Mais tarde, quando decidiu cursar gastronomia, Júlia sabia que seu destino estava traçado: um dia, partiria para a Itália e aprenderia o que sempre quis saber sobre a culinária que tanto amava.
E ela foi persistente. Passou anos trabalhando em restaurantes, economizando e planejando a viagem dos sonhos. No entanto, havia um laço que parecia segurá-la: sua irmã, Clara.
Três anos mais velha, Clara era seu porto seguro. Elas dividiam não só o quarto e as roupas, mas os segredos, as angústias e os planos para o futuro.
A cada vitória de Júlia, era Clara quem comemorava primeiro. E a cada tropeço, era a sua irmã quem estendia a mão para levantá-la. Estar longe dela era a única parte do plano que não fazia sentido.
Mas o dia chegou.
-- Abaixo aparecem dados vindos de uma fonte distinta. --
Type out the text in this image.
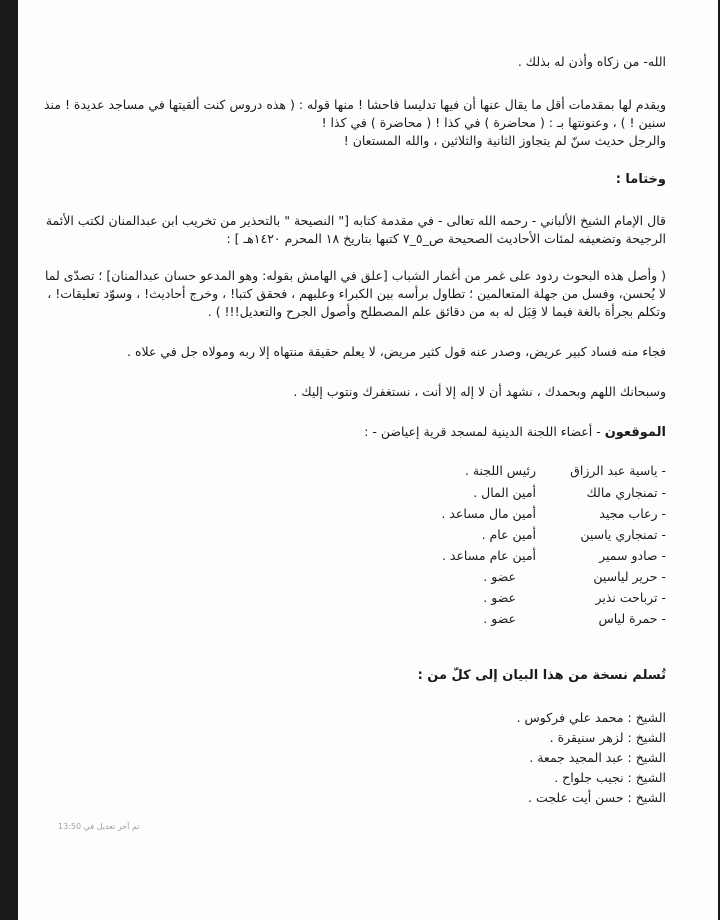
الله- من زكاه وأذن له بذلك .
ويقدم لها بمقدمات أقل ما يقال عنها أن فيها تدليسا فاحشا ! منها قوله : ( هذه دروس كنت ألقيتها في مساجد عديدة ! منذ
سنين ! ) ، وعنونتها بـ : ( محاضرة ) في كذا ! ( محاضرة ) في كذا !
والرجل حديث سنّ لم يتجاوز الثانية والثلاثين ، والله المستعان !
وختاما :
قال الإمام الشيخ الألباني - رحمه الله تعالى - في مقدمة كتابه [" النصيحة " بالتحذير من تخريب ابن عبدالمنان لكتب الأئمة
الرجيحة وتضعيفه لمئات الأحاديث الصحيحة ص_٥_٧ كتبها بتاريخ ١٨ المحرم ١٤٢٠هـ ] :
( وأصل هذه البحوث ردود على غمر من أغمار الشباب [علق في الهامش بقوله: وهو المدعو حسان عبدالمنان] ؛ تصدّى لما
لا يُحسن، وفسل من جهلة المتعالمين ؛ تطاول برأسه بين الكبراء وعليهم ، فحقق كتبا! ، وخرج أحاديث! ، وسوّد تعليقات! ،
وتكلم بجرأة بالغة فيما لا قِبَل له به من دقائق علم المصطلح وأصول الجرح والتعديل!!! ) .
فجاء منه فساد كبير عريض، وصدر عنه قول كثير مريض، لا يعلم حقيقة منتهاه إلا ربه ومولاه جل في علاه .
وسبحانك اللهم وبحمدك ، نشهد أن لا إله إلا أنت ، نستغفرك ونتوب إليك .
الموقعون - أعضاء اللجنة الدينية لمسجد قرية إعياضن - :
- ياسية عبد الرزاق
رئيس اللجنة .
- تمنجاري مالك
أمين المال .
- رعاب مجيد
أمين مال مساعد .
- تمنجاري ياسين
أمين عام .
- صادو سمير
أمين عام مساعد .
- حرير لياسين
عضو .
- ترباحت نذير
عضو .
- حمرة لياس
عضو .
تُسلم نسخة من هذا البيان إلى كلّ من :
الشيخ : محمد علي فركوس .
الشيخ : لزهر سنيقرة .
الشيخ : عبد المجيد جمعة .
الشيخ : نجيب جلواح .
الشيخ : حسن أيت علجت .
تم آخر تعديل في 13:50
Júlia conseguiu um emprego em uma pequena trattoria no interior da Toscana e foi viver seu plano mais duradouro.
Foi com medo mesmo e com uma bagagem cheia de lembranças para, sempre que possível, se sentir em casa.
A vida na Itália
O trabalho era em um restaurante familiar com paredes de pedra e mesas de madeira, onde o tempo parecia passar mais devagar. Os novos colegas eram simpáticos e conversavam muito alto.
No começo, a emoção de estar finalmente ali fazia tudo parecer fácil. As manhãs eram preenchidas com idas ao mercado, onde ela se perdia no tempo de tanto admirar cada traço daquela cultura.
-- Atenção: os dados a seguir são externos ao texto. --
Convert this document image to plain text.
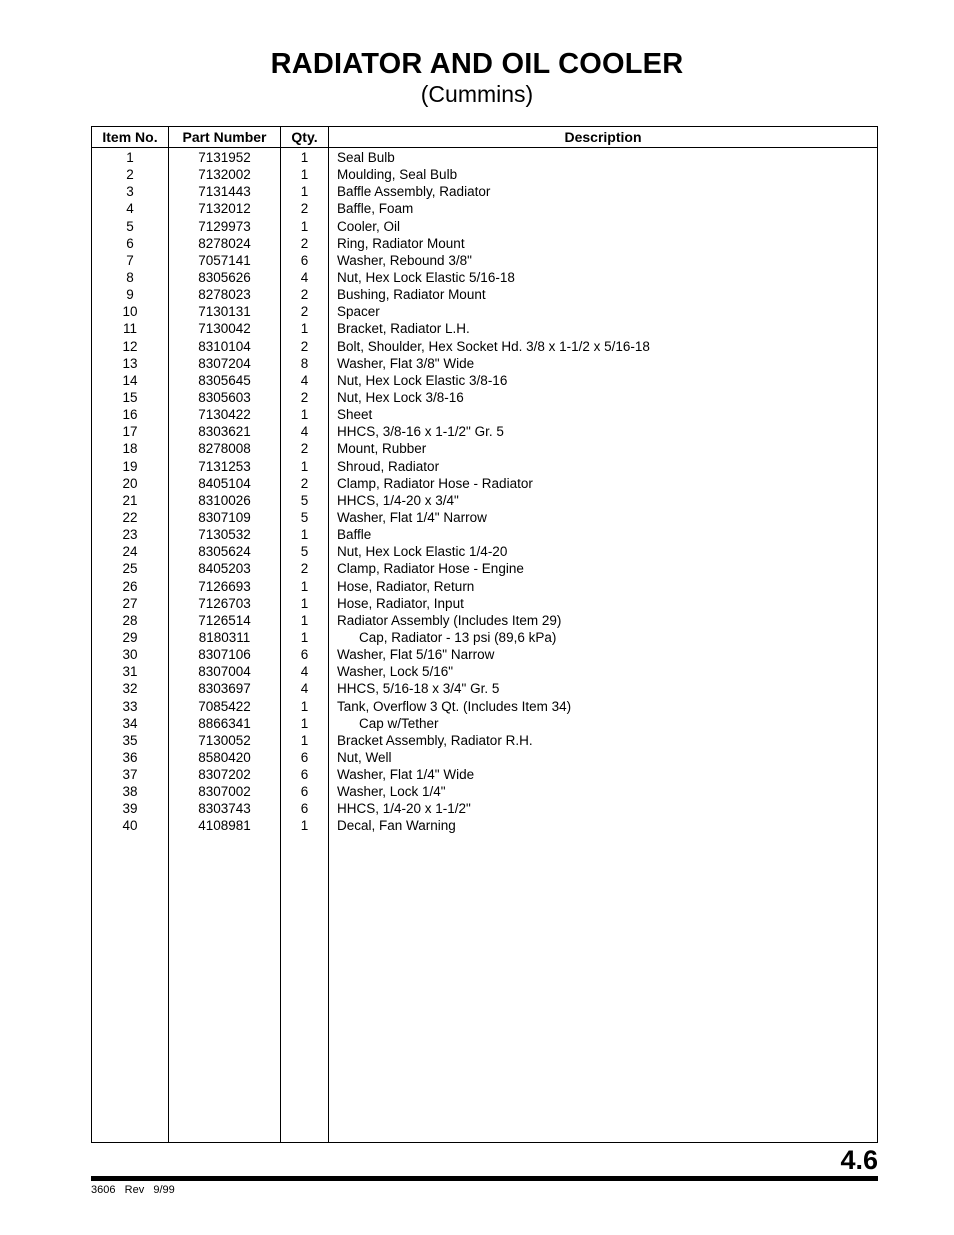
RADIATOR AND OIL COOLER
(Cummins)
Item No.	Part Number	Qty.	Description
1	7131952	1	Seal Bulb
2	7132002	1	Moulding, Seal Bulb
3	7131443	1	Baffle Assembly, Radiator
4	7132012	2	Baffle, Foam
5	7129973	1	Cooler, Oil
6	8278024	2	Ring, Radiator Mount
7	7057141	6	Washer, Rebound 3/8"
8	8305626	4	Nut, Hex Lock Elastic 5/16-18
9	8278023	2	Bushing, Radiator Mount
10	7130131	2	Spacer
11	7130042	1	Bracket, Radiator L.H.
12	8310104	2	Bolt, Shoulder, Hex Socket Hd. 3/8 x 1-1/2 x 5/16-18
13	8307204	8	Washer, Flat 3/8" Wide
14	8305645	4	Nut, Hex Lock Elastic 3/8-16
15	8305603	2	Nut, Hex Lock 3/8-16
16	7130422	1	Sheet
17	8303621	4	HHCS, 3/8-16 x 1-1/2" Gr. 5
18	8278008	2	Mount, Rubber
19	7131253	1	Shroud, Radiator
20	8405104	2	Clamp, Radiator Hose - Radiator
21	8310026	5	HHCS, 1/4-20 x 3/4"
22	8307109	5	Washer, Flat 1/4" Narrow
23	7130532	1	Baffle
24	8305624	5	Nut, Hex Lock Elastic 1/4-20
25	8405203	2	Clamp, Radiator Hose - Engine
26	7126693	1	Hose, Radiator, Return
27	7126703	1	Hose, Radiator, Input
28	7126514	1	Radiator Assembly (Includes Item 29)
29	8180311	1	Cap, Radiator - 13 psi (89,6 kPa)
30	8307106	6	Washer, Flat 5/16" Narrow
31	8307004	4	Washer, Lock 5/16"
32	8303697	4	HHCS, 5/16-18 x 3/4" Gr. 5
33	7085422	1	Tank, Overflow 3 Qt. (Includes Item 34)
34	8866341	1	Cap w/Tether
35	7130052	1	Bracket Assembly, Radiator R.H.
36	8580420	6	Nut, Well
37	8307202	6	Washer, Flat 1/4" Wide
38	8307002	6	Washer, Lock 1/4"
39	8303743	6	HHCS, 1/4-20 x 1-1/2"
40	4108981	1	Decal, Fan Warning
4.6
3606   Rev   9/99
A saudade veio de mansinho, em detalhes que Júlia não percebeu de imediato. Nos primeiros dias, estava tão encantada com tudo que não notava o vazio deixado pela irmã. Mas, aos poucos, cada novo prato que experimentava, cada receita que aprendia, parecia um momento incompleto.
Quando fazia um molho especialmente bom, seu primeiro pensamento era: a Clara precisava provar isso!
E quando saía para explorar as ruas de pedra e as praças iluminadas, sentia falta da presença da irmã ao seu lado e do braço entrelaçado ao dela enquanto descobriam novos lugares juntas.
Nas ligações de vídeo, Júlia tentava disfarçar. Contava para Clara sobre a vida na Itália, os pratos, sobre os novos amigos, sobre os vinhos locais que ela nunca havia sonhado que provaria.
No entanto, a saudade continuava apertando seu peito e foi o amor pela irmã que a fez continuar. Afinal, ela era sua maior incentivadora e admiradora, e as duas tinham prometido viver a vida que cada uma sempre sonhou.
A da Clara no Brasil e a da Júlia na Itália, como nos sonhos daquela menina que cozinhava desde tão pequenininha.
E agora tinha a oportunidade de cozinhar sua culinária preferida, rodeada da cultura que tanto admirava.
Então, embalada por festivais culturais, pinturas e muita gastronomia, ela foi criando a sua nova realidade que tinha uma pitada de infância com gostinho de futuro.
Assim, ela seguiu sua vida, cuidou de si, se apaixonou, desapaixonou e quer se apaixonar de novo.
Afinal, se permite viver todos os sabores que a sua vida tem para oferecer.
Mesmo os mais amargos, como os desafios de se sentir sozinha fora do país e a saudade da irmã, que felizmente pode ser amenizada, já que elas realizam anualmente uma viagem juntas.
Aliás, isso se repetiu algumas vezes e continua se repetindo, com uma irmã visitando a outra, mas cada uma vivendo o seu sonho.
A vida na Itália vai muito bem, obrigada!